Regional Context: Centralia's Vulnerability
Washington's statewide insured unemployment rate of 2.46 percent masks severe localized disparities. The state's unemployment concentration in technology hubs and urban centers contrasts sharply with rural and resource-dependent communities like Centralia. The 4-week trend showing a 13.6 percent increase in initial jobless claims in Washington, despite year-over-year improvement, suggests early 2026 labor market softening that will likely hit Centralia harder than Seattle or Bellevue.

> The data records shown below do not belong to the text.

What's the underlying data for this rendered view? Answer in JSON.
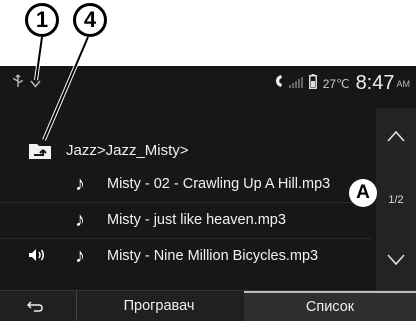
{
  "callouts": {
    "one": "1",
    "four": "4",
    "a": "A"
  },
  "status_bar": {
    "left_icons": [
      "usb-icon",
      "chevron-down-icon"
    ],
    "right_icons": [
      "phone-icon",
      "signal-icon",
      "battery-icon"
    ],
    "temperature": "27℃",
    "time": "8:47",
    "ampm": "AM"
  },
  "browser": {
    "breadcrumb": "Jazz>Jazz_Misty>",
    "tracks": [
      {
        "name": "Misty - 02 - Crawling Up A Hill.mp3",
        "playing": false
      },
      {
        "name": "Misty - just like heaven.mp3",
        "playing": false
      },
      {
        "name": "Misty - Nine Million Bicycles.mp3",
        "playing": true
      }
    ],
    "page": "1/2"
  },
  "tabs": {
    "player": "Програвач",
    "list": "Список",
    "active": "list"
  },
  "colors": {
    "screen_bg": "#171717",
    "tab_bar_bg": "#202020",
    "active_tab_bg": "#2e2e2e",
    "text": "#f2f2f2"
  }
}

Washington's tech-dominated economy, evidenced by H-1B hiring concentrated at Microsoft (21,942 petitions) and Amazon (10,752 petitions), cannot absorb displaced coal plant workers. The occupational mismatch is absolute—H-1B positions concentrate in software development, computer systems analysis, and specialized programming roles requiring advanced credentials. Centralia workers lack the technical training and geographic proximity to participate in the Seattle-Bellevue tech labor market. The state's economic strength in high-skill sectors thus provides no spillover benefit to rural communities experiencing resource sector collapse.
Conclusion: Structural Decline Without Transition Support
Centralia's layoff pattern reflects not cyclical unemployment but permanent structural economic change. The documented 809 workers represent the visible tip of a deeper transformation that eliminates the community's historic employment base while offering no equivalent replacement opportunities. Without aggressive workforce retraining, business diversification incentives, and infrastructure investment to attract new industries, Centralia faces sustained economic decline measured in lost income, reduced tax revenue, population outmigration, and deteriorating municipal capacity. The state's favorable aggregate labor market statistics provide cold comfort to workers whose skills cannot transfer to emerging sectors and whose geographic location isolates them from opportunity.